Geçen yıl yaz tatilinde Çığlık isimli tablo hakkında internette bir şeyler okurken yanıma gelen arkadaşım “Bu ne yahu, nasıl bir resim bu?” şeklinde bir tepki vermişti. Belli ki arkadaşım o tablodan hoşlanmamıştı. Halbuki ben o tabloyu çok severim.
Norveçli ressam Edvard Munch’un 1893 yılında yapmış olduğu Skrik (Çığlık) tablosu sanattaki dışavurumculuk akımının önemli bir örneğidir. Dışavurumculuk akımı, doğanın olduğu gibi değil de sanatçının duygularının, iç dünyasının vurgulanarak ifade edilmesi olarak tanımlanabilir. Sanatçı, “Ben bunu böyle görüyorum.” demektedir. Dışavurumculuk akımının altında yatan felsefeye göre bir doğa manzarası, mesela kıpkırmızı gelinciklerle kaplanmış bir tepecik, birisine göre doğanın ilkbahardaki uyanışının neşesini yansıtırken, bir başkasına göre üzücü duygular ifade edebilmektedir. Demek ki, var olan gerçek bir durum herkes için aynı değildir, kişiden kişiye değişir, yani izafidir.

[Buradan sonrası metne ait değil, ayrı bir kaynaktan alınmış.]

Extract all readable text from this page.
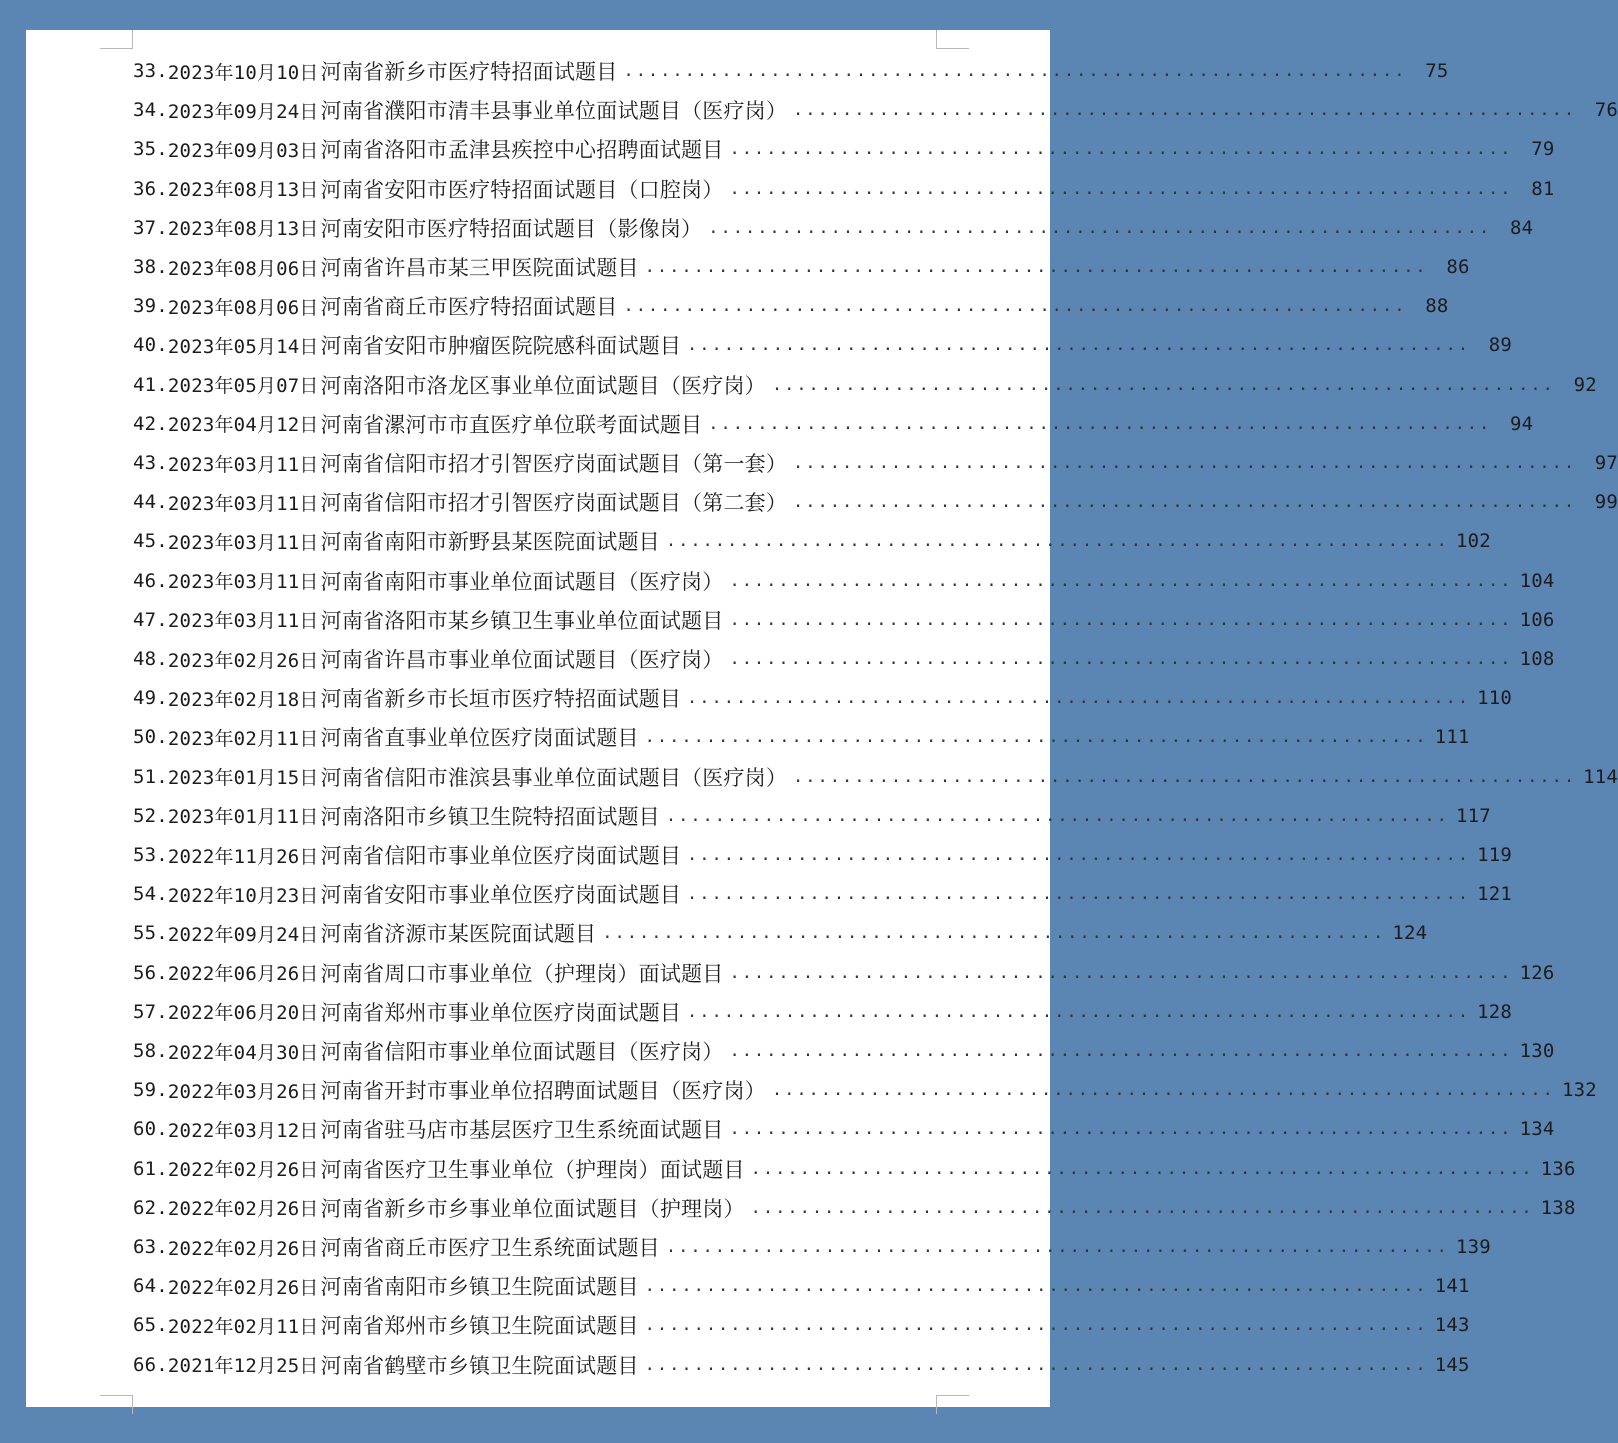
33. 2023年10月10日 河南省新乡市医疗特招面试题目 ................................................................ 75
34. 2023年09月24日 河南省濮阳市清丰县事业单位面试题目（医疗岗） ................................................................ 76
35. 2023年09月03日 河南省洛阳市孟津县疾控中心招聘面试题目 ................................................................ 79
36. 2023年08月13日 河南省安阳市医疗特招面试题目（口腔岗） ................................................................ 81
37. 2023年08月13日 河南安阳市医疗特招面试题目（影像岗） ................................................................ 84
38. 2023年08月06日 河南省许昌市某三甲医院面试题目 ................................................................ 86
39. 2023年08月06日 河南省商丘市医疗特招面试题目 ................................................................ 88
40. 2023年05月14日 河南省安阳市肿瘤医院院感科面试题目 ................................................................ 89
41. 2023年05月07日 河南洛阳市洛龙区事业单位面试题目（医疗岗） ................................................................ 92
42. 2023年04月12日 河南省漯河市市直医疗单位联考面试题目 ................................................................ 94
43. 2023年03月11日 河南省信阳市招才引智医疗岗面试题目（第一套） ................................................................ 97
44. 2023年03月11日 河南省信阳市招才引智医疗岗面试题目（第二套） ................................................................ 99
45. 2023年03月11日 河南省南阳市新野县某医院面试题目 ................................................................ 102
46. 2023年03月11日 河南省南阳市事业单位面试题目（医疗岗） ................................................................ 104
47. 2023年03月11日 河南省洛阳市某乡镇卫生事业单位面试题目 ................................................................ 106
48. 2023年02月26日 河南省许昌市事业单位面试题目（医疗岗） ................................................................ 108
49. 2023年02月18日 河南省新乡市长垣市医疗特招面试题目 ................................................................ 110
50. 2023年02月11日 河南省直事业单位医疗岗面试题目 ................................................................ 111
51. 2023年01月15日 河南省信阳市淮滨县事业单位面试题目（医疗岗） ................................................................ 114
52. 2023年01月11日 河南洛阳市乡镇卫生院特招面试题目 ................................................................ 117
53. 2022年11月26日 河南省信阳市事业单位医疗岗面试题目 ................................................................ 119
54. 2022年10月23日 河南省安阳市事业单位医疗岗面试题目 ................................................................ 121
55. 2022年09月24日 河南省济源市某医院面试题目 ................................................................ 124
56. 2022年06月26日 河南省周口市事业单位（护理岗）面试题目 ................................................................ 126
57. 2022年06月20日 河南省郑州市事业单位医疗岗面试题目 ................................................................ 128
58. 2022年04月30日 河南省信阳市事业单位面试题目（医疗岗） ................................................................ 130
59. 2022年03月26日 河南省开封市事业单位招聘面试题目（医疗岗） ................................................................ 132
60. 2022年03月12日 河南省驻马店市基层医疗卫生系统面试题目 ................................................................ 134
61. 2022年02月26日 河南省医疗卫生事业单位（护理岗）面试题目 ................................................................ 136
62. 2022年02月26日 河南省新乡市乡事业单位面试题目（护理岗） ................................................................ 138
63. 2022年02月26日 河南省商丘市医疗卫生系统面试题目 ................................................................ 139
64. 2022年02月26日 河南省南阳市乡镇卫生院面试题目 ................................................................ 141
65. 2022年02月11日 河南省郑州市乡镇卫生院面试题目 ................................................................ 143
66. 2021年12月25日 河南省鹤壁市乡镇卫生院面试题目 ................................................................ 145
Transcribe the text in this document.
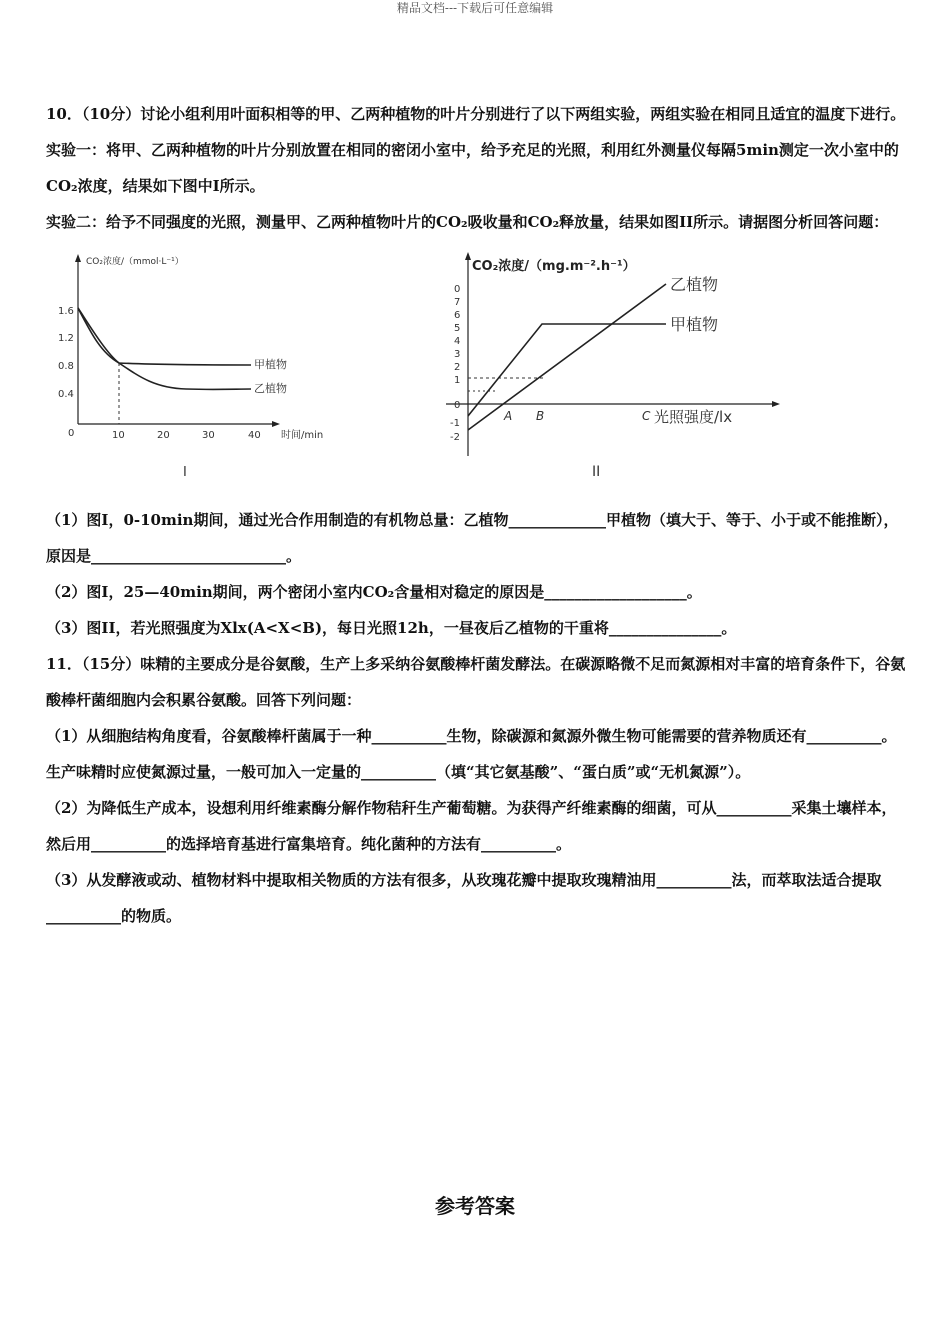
精品文档---下载后可任意编辑

10．（10分）讨论小组利用叶面积相等的甲、乙两种植物的叶片分别进行了以下两组实验，两组实验在相同且适宜的温度下进行。

实验一：将甲、乙两种植物的叶片分别放置在相同的密闭小室中，给予充足的光照，利用红外测量仪每隔5min测定一次小室中的CO₂浓度，结果如下图中I所示。

实验二：给予不同强度的光照，测量甲、乙两种植物叶片的CO₂吸收量和CO₂释放量，结果如图II所示。请据图分析回答问题：

CO₂浓度/（mmol·L⁻¹）
时间/min
0.4
0.8
1.2
1.6
0	10	20	30	40
甲植物
乙植物
I
CO₂浓度/（mg.m⁻².h⁻¹）
光照强度/lx
0
7
6
5
4
3
2
1
0
-1
-2
A B	C
乙植物
甲植物
II

（1）图I，0-10min期间，通过光合作用制造的有机物总量：乙植物_____________甲植物（填大于、等于、小于或不能推断），原因是__________________________。

（2）图I，25—40min期间，两个密闭小室内CO₂含量相对稳定的原因是___________________。

（3）图II，若光照强度为Xlx(A<X<B)，每日光照12h，一昼夜后乙植物的干重将_______________。

11．（15分）味精的主要成分是谷氨酸，生产上多采纳谷氨酸棒杆菌发酵法。在碳源略微不足而氮源相对丰富的培育条件下，谷氨酸棒杆菌细胞内会积累谷氨酸。回答下列问题：

（1）从细胞结构角度看，谷氨酸棒杆菌属于一种__________生物，除碳源和氮源外微生物可能需要的营养物质还有__________。生产味精时应使氮源过量，一般可加入一定量的__________（填“其它氨基酸”、“蛋白质”或“无机氮源”）。

（2）为降低生产成本，设想利用纤维素酶分解作物秸秆生产葡萄糖。为获得产纤维素酶的细菌，可从__________采集土壤样本，然后用__________的选择培育基进行富集培育。纯化菌种的方法有__________。

（3）从发酵液或动、植物材料中提取相关物质的方法有很多，从玫瑰花瓣中提取玫瑰精油用__________法，而萃取法适合提取__________的物质。

参考答案
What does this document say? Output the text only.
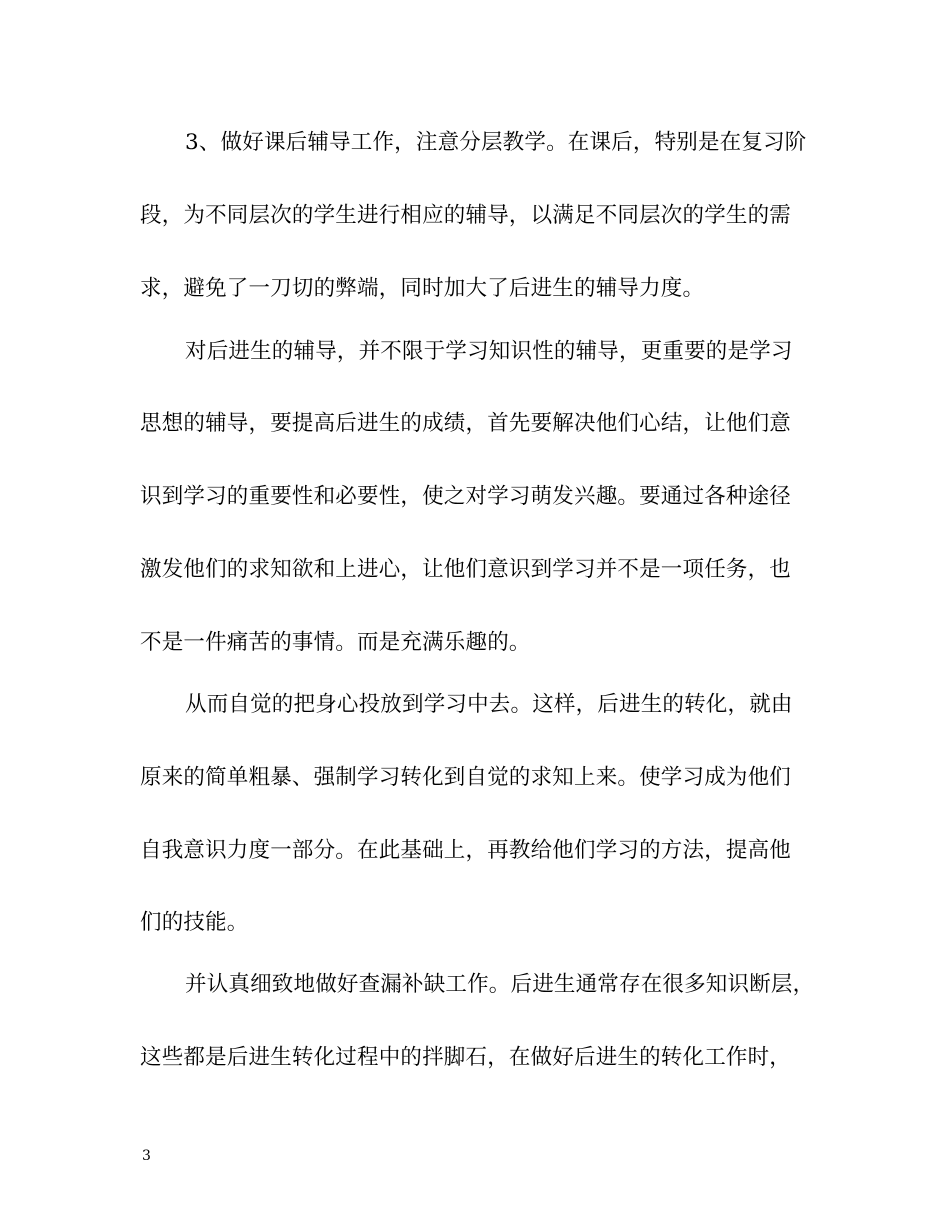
3、做好课后辅导工作，注意分层教学。在课后，特别是在复习阶
段，为不同层次的学生进行相应的辅导，以满足不同层次的学生的需
求，避免了一刀切的弊端，同时加大了后进生的辅导力度。
对后进生的辅导，并不限于学习知识性的辅导，更重要的是学习
思想的辅导，要提高后进生的成绩，首先要解决他们心结，让他们意
识到学习的重要性和必要性，使之对学习萌发兴趣。要通过各种途径
激发他们的求知欲和上进心，让他们意识到学习并不是一项任务，也
不是一件痛苦的事情。而是充满乐趣的。
从而自觉的把身心投放到学习中去。这样，后进生的转化，就由
原来的简单粗暴、强制学习转化到自觉的求知上来。使学习成为他们
自我意识力度一部分。在此基础上，再教给他们学习的方法，提高他
们的技能。
并认真细致地做好查漏补缺工作。后进生通常存在很多知识断层，
这些都是后进生转化过程中的拌脚石，在做好后进生的转化工作时，
3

Arapçadan dilimize geçmiş olan izafi kelimesinin anlamı göreceli, izafiyet kelimesinin anlamı ise görecelilik yani kişiden kişiye, durumdan duruma, zamandan zamana değişebilme demektir. Antik Yunan filozofu Protagoras’ın, ”Her şeyin ölçüsü insandır” sözü de her şeyin kişiden kişiye değişmesi, var olan gerçeğin kişiden kişiye farklı algılanmasını, yani göreceli olmasını ifade eder.
Büyük fizikçi Albert Einstein’ın geliştirdiği Özel Görelilik Kuramı veya İzafiyet Teorisine göre, bütün varlıklar ve varlığın fiziki özellikleri izafidir. Zaman, mekan, hareket birbirlerinden bağımsız olmayıp birbirlerine bağlı izafi olaylardır. Einstein’ın kendisi “Elinizi bir dakikalığına sıcak bir fırının içine sokun, sanki bir saatmiş gibi gelir. Güzel bir kızla bir saat kadar zaman geçirin, bir dakikaymış gibi gelir. İzafiyet budur.” sözü ile de zamanın göreceli olduğunu ifade etmiştir. Benim için de Fransızca çalışmak sıcak bir fırının içine kısa süreliğine elimi sokmak gibi bir durumdu: gerçekte on dakikalık zaman bir saat gibi geliyordu. Tıpkı, hemen hemen tüm öğrenciler olarak sınav zamanlarımızda yaşadığımız sınav stresinin bazı öğrenciler için endişe verici, olumsuz bir durum olarak algılanmasına rağmen bazı öğrenciler için ise ilave bir motivasyon kaynağı olabilmesi gibi.